Even though I am a committed and partisan Democrat, I feel a bit sorry for U.S. House Speaker John Boehner (R-Ohio). Sure, the man has his faults, but generally speaking, he strikes me as a reasonable adult who would love to make some sort of far-reaching deal with President Obama.
The problem for Boehner is that there are, by most estimates, about 40 of his 232 members that are dead set against making any kind of deal with the president or the Democrats. And without those people on board, and needing (currently, due to vacancies) 217 votes to pass anything, the only way he can get a deal done is with Democratic votes. This, of course, sets up a problem for the speaker—retaining his speakership. He can only lose, at this point, 15 Republican votes and still win a majority of the House at the next speakership election. That number will go up a little, or down a little, after the current vacancies are filled and the next general election is held in 2014, but the bottom line is this: if he gets crosswise with the Tea Party element of his caucus by bypassing them and doing a deal with the Democrats, he loses his speakership.
But there’s another problem, which is this: if this shutdown goes on or, even worse, Congress fails to raise the debt ceiling in two weeks and the economy tanks, most polling shows that the voters, correctly, will blame Republicans. That could mean, as Boehner himself has reportedly warned his caucus, Democratic control of the House in 2015, or at the least, a loss of Republican seats and a narrower majority. In either case, Boehner probably loses his speakership—definitely so if the Democrats win the House, but probably so if his party loses seats in a midterm under a Democratic president, which almost never happens. The last time that happened to Republicans, in 1998, then-Speaker Newt Gingrich (R-Georgia) was obligated to resign.
Boehner’s dilemma, in short, is that if he cuts a deal with Democrats, he probably loses his speakership; and if he doesn’t, and things get bad for the Republicans, he probably loses his speakership. It’s a real damned-if-you-do, damned-if-you-don’t scenario. Maybe he can hang on if Republicans do lose seats but keep their majority, or perhaps the voters will forget all about this by next year (entirely possible, sad to say) and Republicans will increase their majority, in which case Boehner could keep his job. But those possibilities, at the moment, look unlikely.

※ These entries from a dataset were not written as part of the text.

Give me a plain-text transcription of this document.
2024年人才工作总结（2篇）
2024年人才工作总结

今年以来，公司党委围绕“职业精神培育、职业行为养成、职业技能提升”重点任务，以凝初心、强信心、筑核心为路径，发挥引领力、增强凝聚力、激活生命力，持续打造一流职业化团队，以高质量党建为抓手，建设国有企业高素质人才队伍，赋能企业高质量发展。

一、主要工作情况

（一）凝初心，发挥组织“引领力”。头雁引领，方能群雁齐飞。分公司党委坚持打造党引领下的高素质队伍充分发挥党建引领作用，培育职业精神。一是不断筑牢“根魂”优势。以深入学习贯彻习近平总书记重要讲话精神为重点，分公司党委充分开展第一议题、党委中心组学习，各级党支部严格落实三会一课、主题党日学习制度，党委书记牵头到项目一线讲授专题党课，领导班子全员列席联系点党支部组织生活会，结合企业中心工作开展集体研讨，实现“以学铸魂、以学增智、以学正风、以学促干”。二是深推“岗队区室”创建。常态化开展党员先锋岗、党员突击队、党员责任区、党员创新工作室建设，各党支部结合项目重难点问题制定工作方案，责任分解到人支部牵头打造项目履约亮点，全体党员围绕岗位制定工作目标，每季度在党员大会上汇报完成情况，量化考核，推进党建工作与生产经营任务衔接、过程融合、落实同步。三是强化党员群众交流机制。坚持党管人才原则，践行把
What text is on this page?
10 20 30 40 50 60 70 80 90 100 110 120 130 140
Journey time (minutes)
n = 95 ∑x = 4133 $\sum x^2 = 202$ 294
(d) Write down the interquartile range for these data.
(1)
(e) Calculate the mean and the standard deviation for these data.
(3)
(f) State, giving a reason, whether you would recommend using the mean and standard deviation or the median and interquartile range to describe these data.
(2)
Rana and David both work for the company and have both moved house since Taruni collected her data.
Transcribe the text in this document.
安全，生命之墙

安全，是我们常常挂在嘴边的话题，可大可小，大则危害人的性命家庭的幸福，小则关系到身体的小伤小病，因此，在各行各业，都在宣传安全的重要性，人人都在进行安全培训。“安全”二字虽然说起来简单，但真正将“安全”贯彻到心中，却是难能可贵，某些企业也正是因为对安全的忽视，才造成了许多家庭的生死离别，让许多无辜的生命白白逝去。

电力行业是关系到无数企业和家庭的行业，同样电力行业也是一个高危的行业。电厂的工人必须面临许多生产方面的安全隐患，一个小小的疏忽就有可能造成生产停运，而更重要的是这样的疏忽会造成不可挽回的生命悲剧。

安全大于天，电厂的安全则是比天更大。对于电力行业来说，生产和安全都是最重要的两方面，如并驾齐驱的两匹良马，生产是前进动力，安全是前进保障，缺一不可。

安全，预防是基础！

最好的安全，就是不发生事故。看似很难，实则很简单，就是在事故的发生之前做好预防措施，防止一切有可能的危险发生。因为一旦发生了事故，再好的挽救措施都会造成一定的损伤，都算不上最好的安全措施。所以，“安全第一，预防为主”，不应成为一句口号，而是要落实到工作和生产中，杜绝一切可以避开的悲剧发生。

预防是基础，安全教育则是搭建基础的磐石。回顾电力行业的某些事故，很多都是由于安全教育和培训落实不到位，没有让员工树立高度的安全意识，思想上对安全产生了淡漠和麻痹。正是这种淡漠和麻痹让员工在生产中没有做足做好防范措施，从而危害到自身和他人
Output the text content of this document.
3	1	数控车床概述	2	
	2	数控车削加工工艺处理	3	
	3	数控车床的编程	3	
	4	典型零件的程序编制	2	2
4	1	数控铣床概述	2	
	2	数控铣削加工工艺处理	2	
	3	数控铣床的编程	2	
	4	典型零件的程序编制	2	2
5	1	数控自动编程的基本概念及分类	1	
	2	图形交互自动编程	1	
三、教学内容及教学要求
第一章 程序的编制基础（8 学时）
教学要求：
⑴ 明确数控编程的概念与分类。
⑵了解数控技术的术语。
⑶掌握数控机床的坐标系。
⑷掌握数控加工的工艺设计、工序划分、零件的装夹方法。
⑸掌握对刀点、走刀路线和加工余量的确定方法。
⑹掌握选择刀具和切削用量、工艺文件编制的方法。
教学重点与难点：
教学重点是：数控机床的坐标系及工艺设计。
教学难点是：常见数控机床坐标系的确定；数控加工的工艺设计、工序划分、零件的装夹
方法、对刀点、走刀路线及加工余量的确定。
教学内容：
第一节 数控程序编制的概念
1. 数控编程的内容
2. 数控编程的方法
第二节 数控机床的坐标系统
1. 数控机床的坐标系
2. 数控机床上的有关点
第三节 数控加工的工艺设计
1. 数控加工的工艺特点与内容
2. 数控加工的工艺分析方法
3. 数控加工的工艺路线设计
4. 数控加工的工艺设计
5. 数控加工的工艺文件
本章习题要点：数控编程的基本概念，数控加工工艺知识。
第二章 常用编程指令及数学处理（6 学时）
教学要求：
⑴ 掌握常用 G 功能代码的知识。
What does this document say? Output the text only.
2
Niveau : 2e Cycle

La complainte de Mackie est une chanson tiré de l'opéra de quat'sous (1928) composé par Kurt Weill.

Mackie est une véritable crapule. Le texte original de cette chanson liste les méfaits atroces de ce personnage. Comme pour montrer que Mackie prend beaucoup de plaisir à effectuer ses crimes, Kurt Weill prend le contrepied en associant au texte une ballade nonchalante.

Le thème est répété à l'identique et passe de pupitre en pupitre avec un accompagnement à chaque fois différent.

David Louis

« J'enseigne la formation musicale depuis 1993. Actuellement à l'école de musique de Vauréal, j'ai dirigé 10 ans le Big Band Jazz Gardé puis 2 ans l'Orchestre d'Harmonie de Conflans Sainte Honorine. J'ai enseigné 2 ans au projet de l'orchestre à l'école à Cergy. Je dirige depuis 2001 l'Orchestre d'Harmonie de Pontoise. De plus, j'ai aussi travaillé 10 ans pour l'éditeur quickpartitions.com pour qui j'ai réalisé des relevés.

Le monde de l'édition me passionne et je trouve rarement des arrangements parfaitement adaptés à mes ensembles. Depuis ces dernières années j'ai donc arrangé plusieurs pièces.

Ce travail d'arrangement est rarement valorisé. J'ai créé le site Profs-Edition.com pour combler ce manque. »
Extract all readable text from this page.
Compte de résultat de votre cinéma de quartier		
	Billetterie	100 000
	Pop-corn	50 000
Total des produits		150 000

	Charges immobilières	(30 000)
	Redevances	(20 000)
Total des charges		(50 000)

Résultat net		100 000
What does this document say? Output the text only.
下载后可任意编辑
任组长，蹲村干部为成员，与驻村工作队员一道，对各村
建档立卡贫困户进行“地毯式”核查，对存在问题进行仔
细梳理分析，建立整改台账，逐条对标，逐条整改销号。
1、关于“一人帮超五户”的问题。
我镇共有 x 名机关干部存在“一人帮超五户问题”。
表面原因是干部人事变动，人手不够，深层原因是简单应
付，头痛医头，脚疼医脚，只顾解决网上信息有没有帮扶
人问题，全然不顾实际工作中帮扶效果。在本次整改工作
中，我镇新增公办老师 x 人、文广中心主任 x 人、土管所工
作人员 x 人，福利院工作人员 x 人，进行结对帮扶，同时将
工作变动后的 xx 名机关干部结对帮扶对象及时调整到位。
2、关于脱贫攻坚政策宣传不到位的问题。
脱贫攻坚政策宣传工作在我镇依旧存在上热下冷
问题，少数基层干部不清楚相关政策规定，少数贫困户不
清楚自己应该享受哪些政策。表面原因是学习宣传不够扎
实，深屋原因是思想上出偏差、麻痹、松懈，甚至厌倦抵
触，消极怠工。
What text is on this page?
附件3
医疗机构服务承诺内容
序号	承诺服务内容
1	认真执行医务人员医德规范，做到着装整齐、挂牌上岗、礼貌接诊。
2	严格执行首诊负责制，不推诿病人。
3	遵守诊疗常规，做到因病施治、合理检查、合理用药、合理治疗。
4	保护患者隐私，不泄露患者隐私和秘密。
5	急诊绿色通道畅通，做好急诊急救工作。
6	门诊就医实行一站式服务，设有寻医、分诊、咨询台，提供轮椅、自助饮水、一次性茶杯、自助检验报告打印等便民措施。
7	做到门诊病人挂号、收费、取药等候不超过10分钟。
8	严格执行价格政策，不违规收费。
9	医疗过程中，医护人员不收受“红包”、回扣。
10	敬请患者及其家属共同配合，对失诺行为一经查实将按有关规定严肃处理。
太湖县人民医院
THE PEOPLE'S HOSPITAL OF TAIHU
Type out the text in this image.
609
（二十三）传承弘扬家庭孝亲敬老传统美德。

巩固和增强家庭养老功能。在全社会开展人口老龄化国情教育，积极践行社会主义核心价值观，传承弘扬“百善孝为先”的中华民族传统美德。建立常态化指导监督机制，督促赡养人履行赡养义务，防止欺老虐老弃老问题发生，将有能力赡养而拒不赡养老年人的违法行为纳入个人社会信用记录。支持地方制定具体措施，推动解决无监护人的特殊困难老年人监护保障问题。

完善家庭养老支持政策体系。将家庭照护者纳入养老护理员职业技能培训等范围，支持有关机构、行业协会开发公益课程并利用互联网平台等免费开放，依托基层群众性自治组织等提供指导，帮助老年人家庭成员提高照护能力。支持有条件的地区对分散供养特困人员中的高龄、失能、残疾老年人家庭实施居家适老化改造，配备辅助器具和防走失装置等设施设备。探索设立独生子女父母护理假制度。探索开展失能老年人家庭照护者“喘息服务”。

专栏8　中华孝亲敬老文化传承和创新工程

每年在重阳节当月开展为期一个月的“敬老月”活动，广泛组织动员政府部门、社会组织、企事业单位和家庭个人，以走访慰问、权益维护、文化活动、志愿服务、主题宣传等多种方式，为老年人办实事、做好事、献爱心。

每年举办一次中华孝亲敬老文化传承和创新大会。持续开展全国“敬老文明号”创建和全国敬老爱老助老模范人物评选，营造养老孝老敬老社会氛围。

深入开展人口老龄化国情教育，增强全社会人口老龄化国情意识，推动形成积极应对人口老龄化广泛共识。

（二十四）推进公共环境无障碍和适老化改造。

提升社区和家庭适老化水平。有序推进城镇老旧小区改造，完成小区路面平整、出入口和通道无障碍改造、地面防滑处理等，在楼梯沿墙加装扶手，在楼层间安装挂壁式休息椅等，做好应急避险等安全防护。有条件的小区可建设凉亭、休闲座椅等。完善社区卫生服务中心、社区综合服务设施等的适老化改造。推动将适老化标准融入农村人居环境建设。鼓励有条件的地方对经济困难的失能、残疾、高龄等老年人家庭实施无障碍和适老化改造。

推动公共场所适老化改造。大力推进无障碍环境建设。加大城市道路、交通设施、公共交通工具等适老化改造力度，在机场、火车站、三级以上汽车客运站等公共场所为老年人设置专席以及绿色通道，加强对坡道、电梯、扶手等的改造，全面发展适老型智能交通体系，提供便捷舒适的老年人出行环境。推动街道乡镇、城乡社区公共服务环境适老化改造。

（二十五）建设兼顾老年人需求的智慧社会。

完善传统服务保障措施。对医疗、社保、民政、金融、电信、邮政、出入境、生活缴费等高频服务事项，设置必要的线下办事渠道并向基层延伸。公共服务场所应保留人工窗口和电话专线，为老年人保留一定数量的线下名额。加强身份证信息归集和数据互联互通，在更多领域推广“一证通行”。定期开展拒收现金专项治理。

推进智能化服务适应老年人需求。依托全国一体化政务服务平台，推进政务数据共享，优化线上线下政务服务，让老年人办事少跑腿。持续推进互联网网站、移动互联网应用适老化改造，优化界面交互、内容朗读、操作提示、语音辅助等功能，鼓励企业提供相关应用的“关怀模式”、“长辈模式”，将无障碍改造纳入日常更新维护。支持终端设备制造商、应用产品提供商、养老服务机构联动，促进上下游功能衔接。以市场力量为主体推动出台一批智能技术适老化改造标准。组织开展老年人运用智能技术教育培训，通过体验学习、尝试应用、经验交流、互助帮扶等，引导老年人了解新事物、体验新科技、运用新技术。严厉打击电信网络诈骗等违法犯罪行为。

So at this point, Speaker Boehner really has to take a long, hard look in the mirror and ask himself this question: “If I’m going down one way or another, how do I want to go out?” And one hopes that he will decide it’s better to go out with some honor and dignity, and that he will work a deal with the Democrats, and a few reasonable Republicans in swing districts who are scared to death of losing their seats next year, to prevent an economic calamity. History will be far kinder to him if he sacrifices his speakership in a good cause. It would be far better to go out with his boots on than to be found, at the end, hiding under his desk, in fear of his own caucus, and going down as a coward.